Histoire De France 1724-1759 Volume 18
Ces gens-là les premiers durent voir où il fallait frapper. Le défaut de notre ordonnance dont Maurice fait l'aveu, c'est qu'entre Fontenoy, Barry, il y avait du vide, et nos lignes bâillaient. Franchir le ravin sous le feu, puis en courant passer à travers les boulets croisés de Barry et de Fontenoy, ce n'était pas chose impossible. Mais il n'y avait guère de retour, ayant le ravin derrière soi, peu de chance de le repasser. Il fallait avancer, dépasser les canons, les laisser derrière (inutiles). Alors on perçait notre armée, on la coupait en deux et l'on prenait le roi de France ainsi que le Prince Noir prit Jean.
Et cela se fit presque. Le ravin fut passé. Et l'on passa encore les deux colonnes sous la grêle. Cette grêle elle-même fit serrer les Anglais, les massa en une colonne. Nos canons dépassés derrière ne tiraient plus, et les petites pièces que traînait l'ennemi, de moment en moment, de la colonne ouverte, vomissaient le fer et le feu. Elle avançait et faisait quelques pas. Six heures durant, elle avança. Comment pendant six heures Maurice fit-il si peu pour réunir nos forces, comment nous laissa-t-il faire si longtemps des chargesinutiles, partielles, sur la masse qui nous foudroyait?... Beaucoup s'y obstinèrent.
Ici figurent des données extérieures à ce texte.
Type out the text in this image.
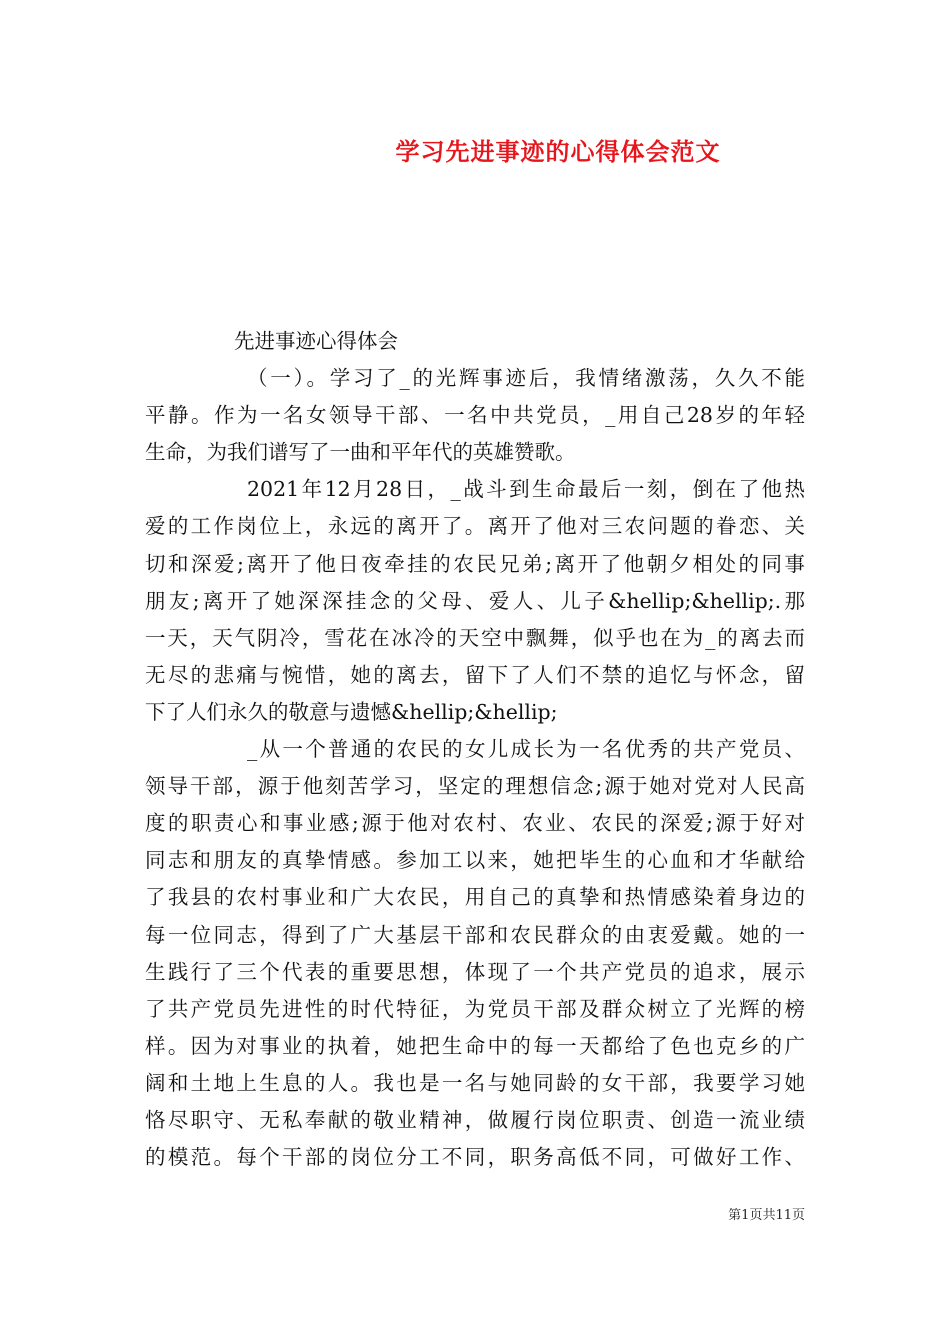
学习先进事迹的心得体会范文
先进事迹心得体会
（一）。学习了_的光辉事迹后，我情绪激荡，久久不能
平静。作为一名女领导干部、一名中共党员，_用自己28岁的年轻
生命，为我们谱写了一曲和平年代的英雄赞歌。
2021年12月28日，_战斗到生命最后一刻，倒在了他热
爱的工作岗位上，永远的离开了。离开了他对三农问题的眷恋、关
切和深爱;离开了他日夜牵挂的农民兄弟;离开了他朝夕相处的同事
朋友;离开了她深深挂念的父母、爱人、儿子&hellip;&hellip;.那
一天，天气阴冷，雪花在冰冷的天空中飘舞，似乎也在为_的离去而
无尽的悲痛与惋惜，她的离去，留下了人们不禁的追忆与怀念，留
下了人们永久的敬意与遗憾&hellip;&hellip;
_从一个普通的农民的女儿成长为一名优秀的共产党员、
领导干部，源于他刻苦学习，坚定的理想信念;源于她对党对人民高
度的职责心和事业感;源于他对农村、农业、农民的深爱;源于好对
同志和朋友的真挚情感。参加工以来，她把毕生的心血和才华献给
了我县的农村事业和广大农民，用自己的真挚和热情感染着身边的
每一位同志，得到了广大基层干部和农民群众的由衷爱戴。她的一
生践行了三个代表的重要思想，体现了一个共产党员的追求，展示
了共产党员先进性的时代特征，为党员干部及群众树立了光辉的榜
样。因为对事业的执着，她把生命中的每一天都给了色也克乡的广
阔和土地上生息的人。我也是一名与她同龄的女干部，我要学习她
恪尽职守、无私奉献的敬业精神，做履行岗位职责、创造一流业绩
的模范。每个干部的岗位分工不同，职务高低不同，可做好工作、
第1页共11页
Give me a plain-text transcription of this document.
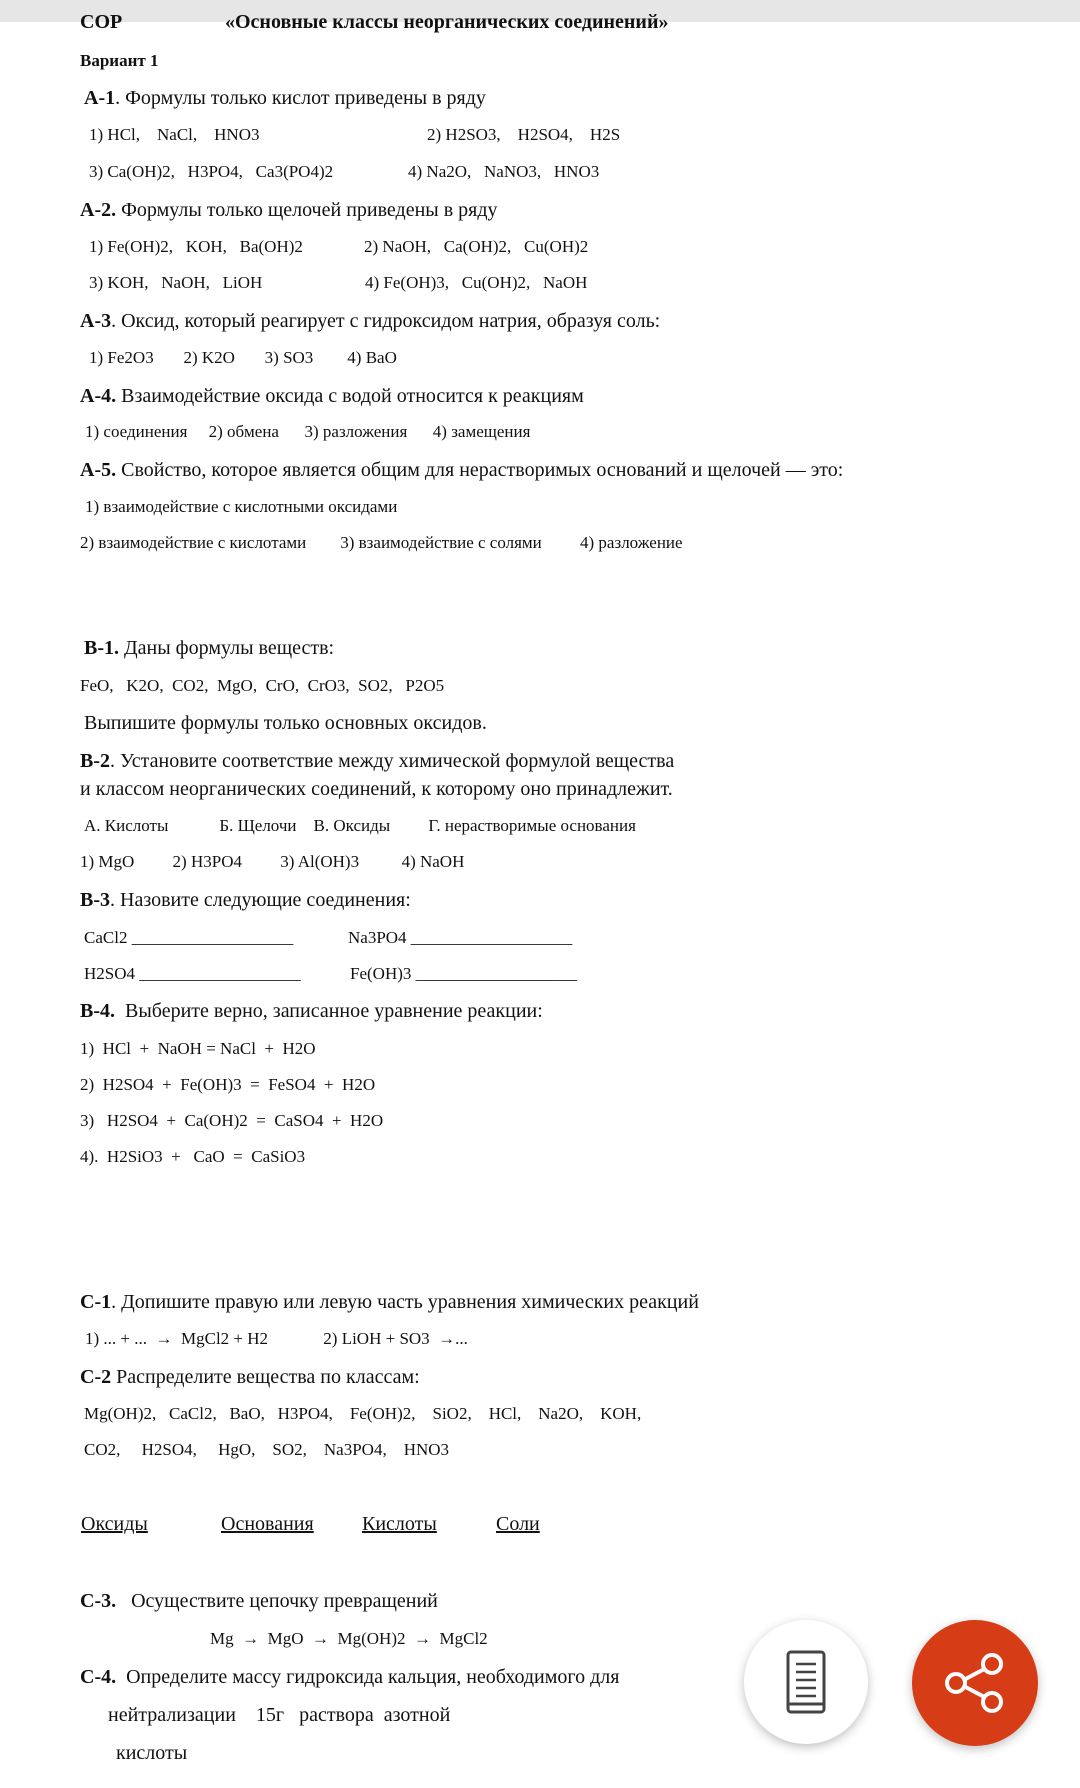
СОР	«Основные классы неорганических соединений»
Вариант 1
А-1. Формулы только кислот приведены в ряду
1) HCl,    NaCl,    HNO3	2) H2SO3,    H2SO4,    H2S
3) Ca(OH)2,   H3PO4,   Ca3(PO4)2	4) Na2O,   NaNO3,   HNO3
А-2. Формулы только щелочей приведены в ряду
1) Fe(OH)2,   KOH,   Ba(OH)2	2) NaOH,   Ca(OH)2,   Cu(OH)2
3) KOH,   NaOH,   LiOH	4) Fe(OH)3,   Cu(OH)2,   NaOH
А-3. Оксид, который реагирует с гидроксидом натрия, образуя соль:
1) Fe2O3       2) K2O       3) SO3        4) BaO
А-4. Взаимодействие оксида с водой относится к реакциям
1) соединения     2) обмена      3) разложения      4) замещения
А-5. Свойство, которое является общим для нерастворимых оснований и щелочей — это:
1) взаимодействие с кислотными оксидами
2) взаимодействие с кислотами        3) взаимодействие с солями         4) разложение
В-1. Даны формулы веществ:
FeO,   K2O,  CO2,  MgO,  CrO,  CrO3,  SO2,   P2O5
Выпишите формулы только основных оксидов.
В-2. Установите соответствие между химической формулой вещества
и классом неорганических соединений, к которому оно принадлежит.
А. Кислоты            Б. Щелочи    В. Оксиды         Г. нерастворимые основания
1) MgO         2) H3PO4         3) Al(OH)3          4) NaOH
В-3. Назовите следующие соединения:
CaCl2 ___________________	Na3PO4 ___________________
H2SO4 ___________________	Fe(OH)3 ___________________
В-4.  Выберите верно, записанное уравнение реакции:
1)  HCl  +  NaOH = NaCl  +  H2O
2)  H2SO4  +  Fe(OH)3  =  FeSO4  +  H2O
3)   H2SO4  +  Ca(OH)2  =  CaSO4  +  H2O
4).  H2SiO3  +   CaO  =  CaSiO3
С-1. Допишите правую или левую часть уравнения химических реакций
1) ... + ...  →  MgCl2 + H2             2) LiOH + SO3  →...
С-2 Распределите вещества по классам:
Mg(OH)2,   CaCl2,   BaO,   H3PO4,    Fe(OH)2,    SiO2,    HCl,    Na2O,    KOH,
CO2,     H2SO4,     HgO,    SO2,    Na3PO4,    HNO3
Оксиды	Основания Кислоты	Соли
С-3.   Осуществите цепочку превращений
Mg  →  MgO  →  Mg(OH)2  →  MgCl2
С-4.  Определите массу гидроксида кальция, необходимого для
нейтрализации    15г   раствора  азотной
кислоты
On dit que M. de Biron eut, sous lui, six chevaux tués.
L'homme de Maurice, d'Espagnac, est ridicule ici quand il veut nous faire croire que ce désastre était le comble de l'habileté, que, plus l'ennemi avançait, et mieux il était pris, que ce massacre inutile des nôtres avait mis justement les Anglais dans la souricière. Ce qui est sûr, c'est que Maurice, tremblant pour le roi, commençait à effectuer la retraite. Mais plusieurs ne voulaient pas se retirer. Nos Irlandais frémissaient de fureur.
Ce spectacle terrible, et rapproché du roi, le fit suer à grosses gouttes (dit le témoin valet de chambre, Rich. , VII, 143). Au moulin, il était en vue, des boulets arrivaient et le passaient parfois. Il descendit plus bas. Tous, autour de lui, fort émus. Les uns disaient que, si le roi mettait en sûreté sa tête sacrée, on pourrait disposer de ce gros corps qui le gardait. Que le roi prît part au combat, nul n'en avait même l'idée.
Le Dauphin seulement, avec son tact sûr pour déplaire, demandait à charger, à joindre la cavalerie. Cela le perdit pour toujours; Louis XV jamais ne l'emmena, ne l'envoya, ne l'employa à rien. Il crut, à tort sans doute, que les conseillers du Dauphin l'avaient poussé perfidement pour faire mieux ressortir l'inaction du Roi. Elle était remarquée et surprenait. Nos Français, avec leurs idées de roi vaillant à la François I er , comprenaient peu cette sagesse. Ils l'appelaient «Louis du moulin ( Frédéric ).»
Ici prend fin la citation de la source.